Basic Event Sourcing in Clojure

2017-07-17

Today I am going to talk about basic event sourcing without all the buzz and fuzz. You don’t need Kafka, opaque containers, external providers, and/or a fancy distributed, fault-tolerant cluster setup to do it.

In Clojure and Clojurescript, it’s very commmon to store app state in a single atom. What do you do when you want persistence? The default is to start integrating with some SQL database. This requires additional software, you have to setup schemas and the data model works is different from the native Clojure one.

What else can you do? For things that run on a single server, we can use files. Files are great and are generally underestimated. Hacker News runs on files, for example. One approach is to persist the entire atom to file whenever we change it. It might look something like this:

Basic atom db persistence

;; initial db
(def db (atom {"foo@bar.com" {:cookies 1}}))

;; update db
(swap! db #(assoc-in % ["foo@bar.com" :cookies] 5))

;; persist db to file
(spit "app.db" (prn-str @db))

We would probably want to do the swap! and spit in some form of transaction function. We can verify that the db has been persisted correctly:

$ cat app.db
{"foo@bar.com" {:cookies 5}}

On startup we simply run something like:

;; load db into memory
(reset! db (read-string (slurp "app.db")))

One thing that is missing so far is atomicity, ensuring that the file doesn’t get corrupted. We can solve this by writing to a temporary file and then renaming it once we know the data is on disk. See Brandon Bloom’s post Slurp and Spit.

Event sourcing

Event sourcing simply means that the source of truth consists of a series of events. We apply these events using some function that creates an aggregate view of what we are interested in. In Clojure code:

;; two events
(def e0 [:add-cookie {:email "foo@bar.com" :cookies 1}])
(def e1 [:add-cookie {:email "foo@bar.com" :cookies 5}])

;; state transition for adding cookies
(defn add-cookie [state {:keys [email cookies]}]
  (assoc-in state [email :cookies] cookies))

;; how we do state transitions, f: s0 => s1
(defn next-state [state [type data]]
  (cond
    (= type :add-cookie) (add-cookie state data)
    :else                 state))

;; update in-memory db as events happen
(swap! db #(next-state % e0))

;; also persist events to disk
(spit "events.db" (prn-str e0) :append true)
(spit "events.db" (prn-str e1) :append true)

;; on startup, load and aggregate events into in-memory db
(reset! db (reduce next-state {} [e0 e1]))

We can now easily see the history of a user’s cookie count using grep:

$ cat events.db | grep foo@bar.com
[:add-cookie {:email "foo@bar.com", :cookies 1}]
[:add-cookie {:email "foo@bar.com", :cookies 5}]
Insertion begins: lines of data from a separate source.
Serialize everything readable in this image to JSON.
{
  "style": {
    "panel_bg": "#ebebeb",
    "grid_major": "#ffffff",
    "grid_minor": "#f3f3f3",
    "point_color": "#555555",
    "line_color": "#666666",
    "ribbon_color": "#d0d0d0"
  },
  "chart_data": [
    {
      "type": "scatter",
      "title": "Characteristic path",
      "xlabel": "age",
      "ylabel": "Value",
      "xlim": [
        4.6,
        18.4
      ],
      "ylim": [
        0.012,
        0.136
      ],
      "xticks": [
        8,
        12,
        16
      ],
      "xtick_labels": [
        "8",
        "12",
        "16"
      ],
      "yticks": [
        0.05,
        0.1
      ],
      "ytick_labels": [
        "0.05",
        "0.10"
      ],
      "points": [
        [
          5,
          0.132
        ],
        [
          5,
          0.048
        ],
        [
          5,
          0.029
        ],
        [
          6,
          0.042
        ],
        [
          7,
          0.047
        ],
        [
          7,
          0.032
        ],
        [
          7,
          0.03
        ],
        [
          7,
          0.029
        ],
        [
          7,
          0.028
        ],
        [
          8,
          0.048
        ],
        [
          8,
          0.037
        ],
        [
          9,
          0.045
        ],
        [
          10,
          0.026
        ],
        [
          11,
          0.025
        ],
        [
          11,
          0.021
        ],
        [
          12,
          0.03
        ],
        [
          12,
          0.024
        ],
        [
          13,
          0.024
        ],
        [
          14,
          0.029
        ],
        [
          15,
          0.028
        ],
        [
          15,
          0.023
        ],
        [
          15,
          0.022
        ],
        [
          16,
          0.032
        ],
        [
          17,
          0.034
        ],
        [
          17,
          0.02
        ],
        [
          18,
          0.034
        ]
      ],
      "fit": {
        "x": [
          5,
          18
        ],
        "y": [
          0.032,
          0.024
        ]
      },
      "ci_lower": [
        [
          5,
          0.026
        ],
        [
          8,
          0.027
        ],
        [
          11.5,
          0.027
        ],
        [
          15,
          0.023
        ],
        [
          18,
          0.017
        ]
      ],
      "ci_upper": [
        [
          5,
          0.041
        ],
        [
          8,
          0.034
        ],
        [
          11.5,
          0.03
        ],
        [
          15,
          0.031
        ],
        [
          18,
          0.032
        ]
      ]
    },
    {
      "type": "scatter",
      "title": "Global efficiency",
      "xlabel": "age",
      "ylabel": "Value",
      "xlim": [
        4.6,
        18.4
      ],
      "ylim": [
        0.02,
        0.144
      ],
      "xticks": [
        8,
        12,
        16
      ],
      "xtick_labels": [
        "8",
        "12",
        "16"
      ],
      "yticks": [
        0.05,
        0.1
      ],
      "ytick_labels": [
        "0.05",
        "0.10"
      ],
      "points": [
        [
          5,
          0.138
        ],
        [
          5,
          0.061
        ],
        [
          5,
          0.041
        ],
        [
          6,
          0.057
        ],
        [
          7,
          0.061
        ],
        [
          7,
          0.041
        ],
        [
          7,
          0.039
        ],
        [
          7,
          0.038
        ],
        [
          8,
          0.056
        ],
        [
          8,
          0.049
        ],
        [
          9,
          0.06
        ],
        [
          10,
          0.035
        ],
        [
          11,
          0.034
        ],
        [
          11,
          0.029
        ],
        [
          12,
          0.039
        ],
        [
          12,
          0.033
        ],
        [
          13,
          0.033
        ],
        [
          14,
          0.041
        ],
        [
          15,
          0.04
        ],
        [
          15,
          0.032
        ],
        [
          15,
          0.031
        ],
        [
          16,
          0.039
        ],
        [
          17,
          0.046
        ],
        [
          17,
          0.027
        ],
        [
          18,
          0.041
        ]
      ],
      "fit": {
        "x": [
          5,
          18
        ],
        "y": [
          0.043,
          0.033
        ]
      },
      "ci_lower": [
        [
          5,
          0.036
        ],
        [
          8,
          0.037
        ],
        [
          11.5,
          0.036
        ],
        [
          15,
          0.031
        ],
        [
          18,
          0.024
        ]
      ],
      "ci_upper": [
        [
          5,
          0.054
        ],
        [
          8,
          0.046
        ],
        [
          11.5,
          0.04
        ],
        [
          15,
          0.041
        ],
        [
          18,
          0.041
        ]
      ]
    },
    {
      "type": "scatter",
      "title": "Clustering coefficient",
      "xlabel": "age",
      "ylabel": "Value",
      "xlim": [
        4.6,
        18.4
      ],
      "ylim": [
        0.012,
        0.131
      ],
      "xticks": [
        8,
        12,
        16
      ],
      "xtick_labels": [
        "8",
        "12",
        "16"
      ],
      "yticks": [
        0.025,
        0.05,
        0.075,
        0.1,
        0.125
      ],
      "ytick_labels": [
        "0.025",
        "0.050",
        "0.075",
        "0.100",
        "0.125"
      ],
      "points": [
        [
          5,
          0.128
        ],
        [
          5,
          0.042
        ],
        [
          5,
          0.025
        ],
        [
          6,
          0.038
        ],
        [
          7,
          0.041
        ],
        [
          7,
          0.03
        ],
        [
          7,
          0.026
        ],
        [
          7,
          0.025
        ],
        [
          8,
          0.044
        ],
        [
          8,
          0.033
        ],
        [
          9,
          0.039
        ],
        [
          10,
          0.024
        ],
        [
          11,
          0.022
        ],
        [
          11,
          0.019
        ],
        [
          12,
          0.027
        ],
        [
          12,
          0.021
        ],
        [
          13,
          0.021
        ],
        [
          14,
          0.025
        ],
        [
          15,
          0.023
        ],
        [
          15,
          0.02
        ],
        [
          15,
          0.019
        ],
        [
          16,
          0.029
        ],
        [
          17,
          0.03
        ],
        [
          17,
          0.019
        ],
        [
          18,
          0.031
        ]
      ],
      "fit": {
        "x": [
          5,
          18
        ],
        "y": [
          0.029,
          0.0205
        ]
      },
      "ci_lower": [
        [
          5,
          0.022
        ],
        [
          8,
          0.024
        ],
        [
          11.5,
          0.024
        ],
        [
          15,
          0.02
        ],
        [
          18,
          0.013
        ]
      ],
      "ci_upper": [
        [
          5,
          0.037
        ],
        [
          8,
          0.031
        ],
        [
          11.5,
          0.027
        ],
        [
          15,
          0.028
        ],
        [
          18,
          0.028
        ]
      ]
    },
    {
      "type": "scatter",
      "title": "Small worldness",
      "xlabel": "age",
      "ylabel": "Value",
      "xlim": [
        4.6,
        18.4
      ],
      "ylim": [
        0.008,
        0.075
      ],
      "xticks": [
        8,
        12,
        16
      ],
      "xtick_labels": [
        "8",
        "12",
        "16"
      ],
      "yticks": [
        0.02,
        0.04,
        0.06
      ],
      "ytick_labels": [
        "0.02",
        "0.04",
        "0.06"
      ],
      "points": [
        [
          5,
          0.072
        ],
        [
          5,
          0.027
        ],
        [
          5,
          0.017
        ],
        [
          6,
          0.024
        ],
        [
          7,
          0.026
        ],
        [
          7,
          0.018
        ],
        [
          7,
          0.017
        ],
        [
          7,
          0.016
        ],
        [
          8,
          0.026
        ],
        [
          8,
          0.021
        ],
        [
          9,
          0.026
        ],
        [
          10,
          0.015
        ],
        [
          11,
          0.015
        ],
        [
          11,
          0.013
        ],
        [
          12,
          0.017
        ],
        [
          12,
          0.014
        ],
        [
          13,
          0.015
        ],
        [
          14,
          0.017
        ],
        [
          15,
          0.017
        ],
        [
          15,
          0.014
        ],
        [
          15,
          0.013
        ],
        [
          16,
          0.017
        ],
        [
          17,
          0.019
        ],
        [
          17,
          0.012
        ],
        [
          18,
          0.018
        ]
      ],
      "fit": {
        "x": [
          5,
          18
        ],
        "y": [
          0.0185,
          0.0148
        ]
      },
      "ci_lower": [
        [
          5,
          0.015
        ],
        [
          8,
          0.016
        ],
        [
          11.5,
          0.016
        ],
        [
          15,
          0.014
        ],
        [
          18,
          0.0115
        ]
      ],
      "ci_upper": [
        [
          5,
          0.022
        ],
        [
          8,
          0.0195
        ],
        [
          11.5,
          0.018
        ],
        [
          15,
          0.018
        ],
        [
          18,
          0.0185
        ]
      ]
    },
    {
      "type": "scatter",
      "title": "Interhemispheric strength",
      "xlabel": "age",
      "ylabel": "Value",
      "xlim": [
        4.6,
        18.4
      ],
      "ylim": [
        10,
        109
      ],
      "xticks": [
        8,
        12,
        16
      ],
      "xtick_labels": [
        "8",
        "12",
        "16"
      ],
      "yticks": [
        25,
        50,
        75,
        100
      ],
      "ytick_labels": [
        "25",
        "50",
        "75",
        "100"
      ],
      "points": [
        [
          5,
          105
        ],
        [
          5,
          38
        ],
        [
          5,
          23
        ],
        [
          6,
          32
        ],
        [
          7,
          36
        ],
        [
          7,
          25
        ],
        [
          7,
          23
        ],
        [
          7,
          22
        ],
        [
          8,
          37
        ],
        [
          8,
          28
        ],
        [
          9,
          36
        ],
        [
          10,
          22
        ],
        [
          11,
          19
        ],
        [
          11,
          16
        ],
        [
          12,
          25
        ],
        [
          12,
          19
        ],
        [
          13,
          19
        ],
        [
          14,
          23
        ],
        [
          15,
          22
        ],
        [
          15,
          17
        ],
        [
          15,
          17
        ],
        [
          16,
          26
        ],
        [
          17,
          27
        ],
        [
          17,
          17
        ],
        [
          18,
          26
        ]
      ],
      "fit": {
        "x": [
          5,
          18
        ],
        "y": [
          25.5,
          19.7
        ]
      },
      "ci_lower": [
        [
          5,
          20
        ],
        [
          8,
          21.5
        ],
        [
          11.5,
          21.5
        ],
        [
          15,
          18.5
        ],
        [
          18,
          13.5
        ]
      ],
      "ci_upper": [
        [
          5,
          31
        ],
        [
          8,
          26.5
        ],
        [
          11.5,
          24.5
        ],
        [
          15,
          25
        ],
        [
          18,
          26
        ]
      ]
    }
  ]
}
This information would’ve been lost if we just kept mutating the database. Another feature this enables is is that we can change our schema easily. Let’s say we want to put all the user data in a :users key. All we have to do is change add-cookie:

(defn add-cookie [state {:keys [email cookies]}]
  (assoc-in state [:users email :cookies] cookies))

and re-build our aggregate state. We don’t risk losing any data because we never touch our real source of truth, events. In fact, you can have multiple aggregate states for multiple purposes, if you so wish.

Trade-offs

On the other hand, you get something quick to work with, you keep the entire history, you don’t need additional integrations, you can easily grep your data, and it’s very flexible.